Where Do Patients Seek Treatment?  Most American medical tourists seek treatment in Mexico and other Latin American countries.  Clinics in Brazil and Argentina have offered low-cost cosmetic surgery for years. India and Thailand are now promoting their high-tech facilities for more serious procedures, including hip and knee replacements and cardiac surgery. Other destinations include Singapore, Belgium and South Africa. Many Northern and Western Europeans travel to Central and Eastern Europe for low-cost medical and dental services. [See the sidebar, “Medical Tourism Destinations.”]

Cross-Border Medical Tourism.   It may be impractical for sick Americans to travel to faraway places like India and Thailand for major surgery.  But many types of medical services are available nearby — in Mexico and elsewhere in Latin America.

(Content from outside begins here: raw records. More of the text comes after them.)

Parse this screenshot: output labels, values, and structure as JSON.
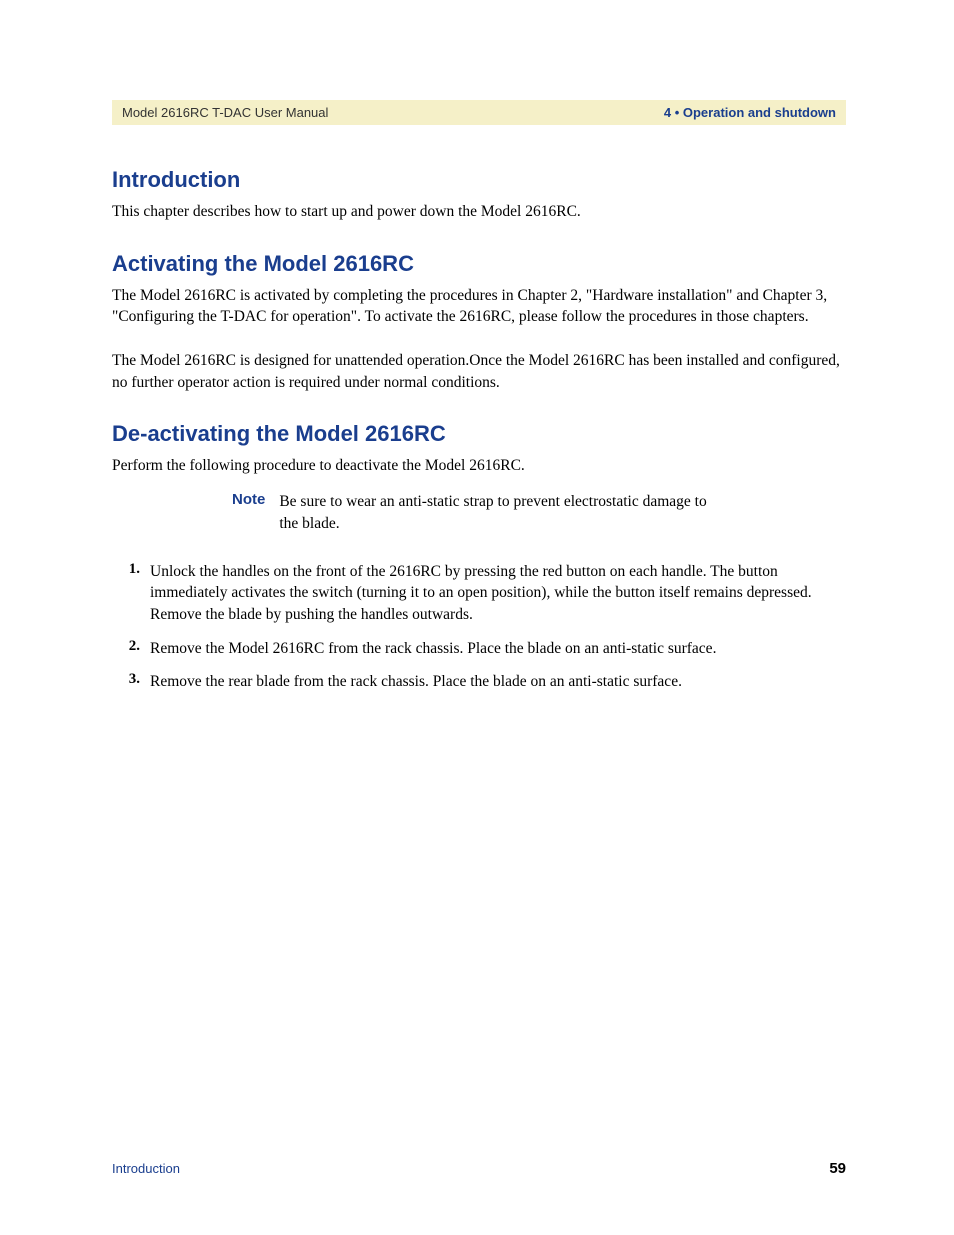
{
  "header": {
    "left": "Model 2616RC T-DAC User Manual",
    "right": "4 • Operation and shutdown"
  },
  "sections": {
    "introduction": {
      "title": "Introduction",
      "body": "This chapter describes how to start up and power down the Model 2616RC."
    },
    "activating": {
      "title": "Activating the Model 2616RC",
      "para1": "The Model 2616RC is activated by completing the procedures in Chapter 2, \"Hardware installation\" and Chapter 3, \"Configuring the T-DAC for operation\". To activate the 2616RC, please follow the procedures in those chapters.",
      "para2": "The Model 2616RC is designed for unattended operation.Once the Model 2616RC has been installed and configured, no further operator action is required under normal conditions."
    },
    "deactivating": {
      "title": "De-activating the Model 2616RC",
      "intro": "Perform the following procedure to deactivate the Model 2616RC.",
      "note_label": "Note",
      "note_text": "Be sure to wear an anti-static strap to prevent electrostatic damage to the blade.",
      "steps": [
        {
          "num": "1.",
          "text": "Unlock the handles on the front of the 2616RC by pressing the red button on each handle. The button immediately activates the switch (turning it to an open position), while the button itself remains depressed. Remove the blade by pushing the handles outwards."
        },
        {
          "num": "2.",
          "text": "Remove the Model 2616RC from the rack chassis. Place the blade on an anti-static surface."
        },
        {
          "num": "3.",
          "text": "Remove the rear blade from the rack chassis. Place the blade on an anti-static surface."
        }
      ]
    }
  },
  "footer": {
    "left": "Introduction",
    "right": "59"
  }
}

“Most American medical tourists seek treatment in Mexico and other Latin American countries.”

Mexico .   Mexican physicians have a thriving business treating American (and Canadian) retirees searching for of low-cost drugs, dental care and physician services. Prices in Mexico are about 40 percent lower than in the United States.  Cash-paying, uninsured Americans can find better deals on procedures in Mexico, including price quotes and package prices, which most American hospitals do not offer. 

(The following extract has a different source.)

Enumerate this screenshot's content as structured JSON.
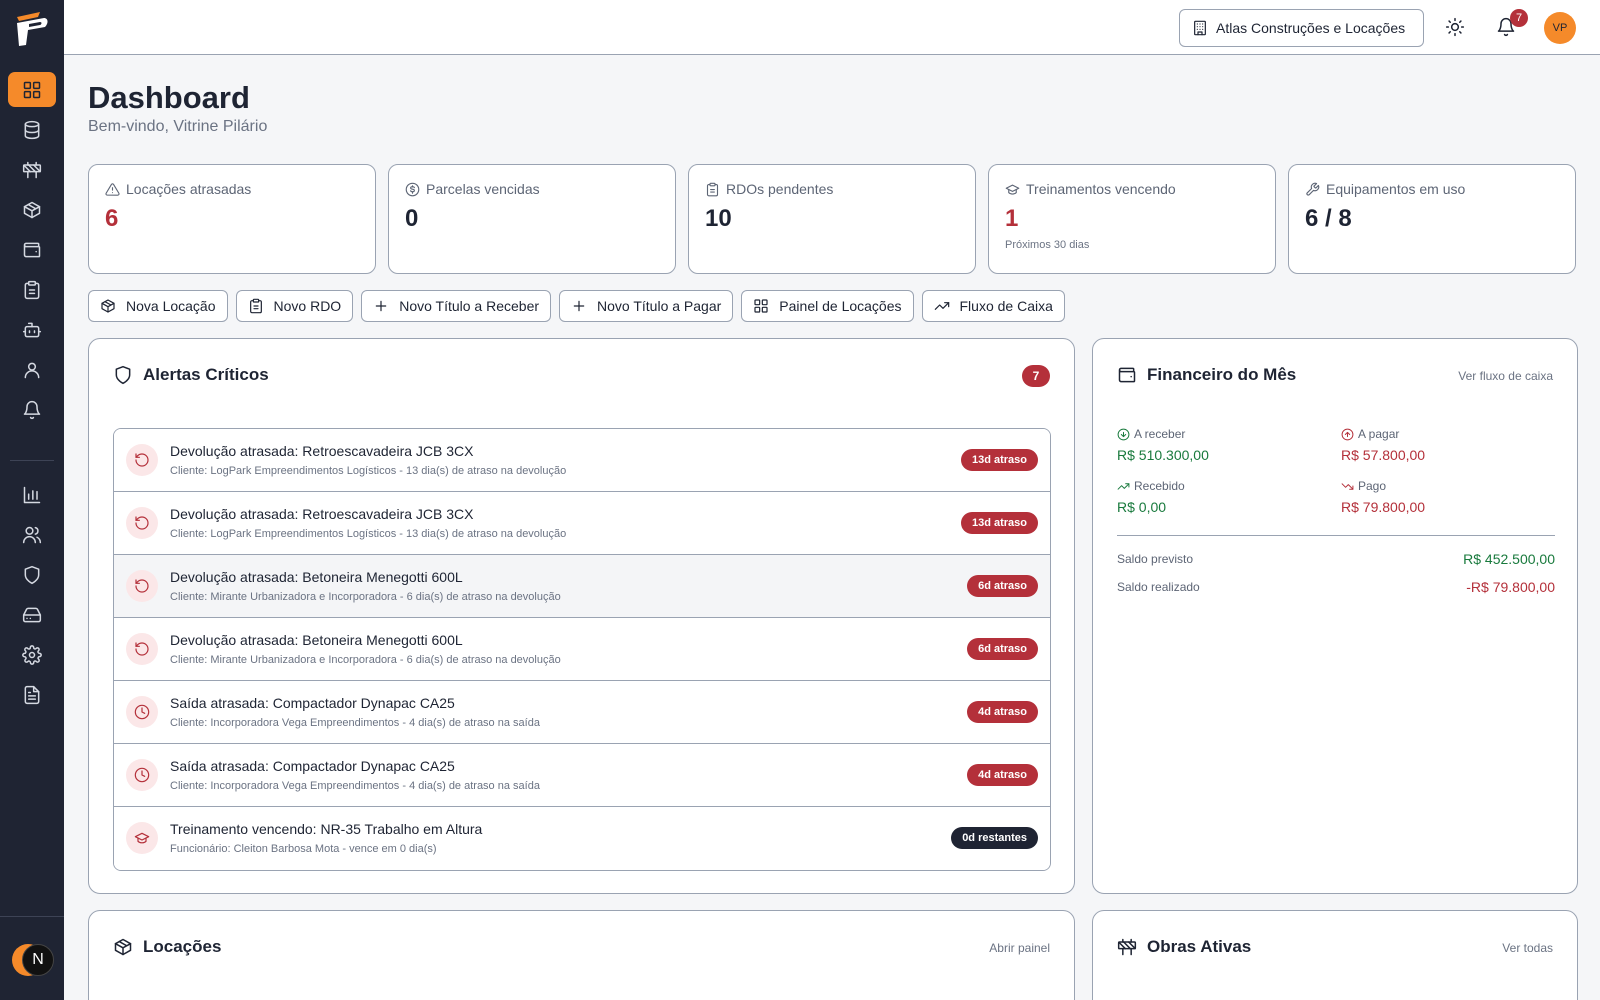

Indeed, some Arizona retirement communities have regular bus tours to take residents across the Mexican border for prescription drugs and dental care. Some health plans in Southern California offer lower premiums and copayments to patients who use network providers across the border in Tijuana. Facilities are being built in Mexican border towns to take advantage of these plans. 

Dallas-based International Hospital Corp. operates four Mexican hospitals, three close to the U.S. border and one near Mexico City (it has other facilities in Brazil and Costa Rica). A Mexican partnership called Christus Muguerza is building and operating hospitals in Mexico that meet American standards.  It has identified 40 communities along the U.S.-Mexican border where it intends to build facilities.

Some 40,000 to 80,000 American seniors live in Mexico.  In addition to health care at lower prices (Medicare does not cover care outside the United States), a number of them receive nursing home care at bargain prices.  In most areas of the United States, the cost of nursing home care can easily surpass $60,000 per year.  But in Mexico, high quality long-term care costs only about one-fourth as much.  For about $1,300 per month, a senior can get a studio apartment that includes laundry service, cleaning, meal preparation and access to around-the-clock nursing care.

Latin America .   Costa Rica and Panama are popular destinations for medical travel.  Around 150,000 foreigners sought care in Costa Rica in 2006. This is amazing, considering that Costa Rica is a country of only about 4 million people.  By contrast, in 2006 just 250,000 foreigners sought care in the United States — a country with nearly 300 million more residents.

Panama has high quality health care, concentrated primarily in the metropolitan areas.  Medical standards at Panama's top hospitals are comparable to those in the United States.  Indeed, many Panamanian physicians were trained in the United States.  Hospital Punta Pacifica in Panama City, Panama, is an affiliate of U.S.-based Johns Hopkins International. Medical care in Panama is 40 percent to 70 percent less expensive than in the United States.

Medical Tourism within the United States .   Domestic medical travel involving patients seeking more advanced treatment facilities in other cities or states is relatively common. Specialty hospitals built to provide orthopedic and cardiac treatment attract patients from many communities.  These facilities generally provide better quality care and higher patient satisfaction than general hospitals. Many patients travel great distances to receive care at the world-renowned Cleveland Clinic and the Mayo Clinic, two high quality health care providers.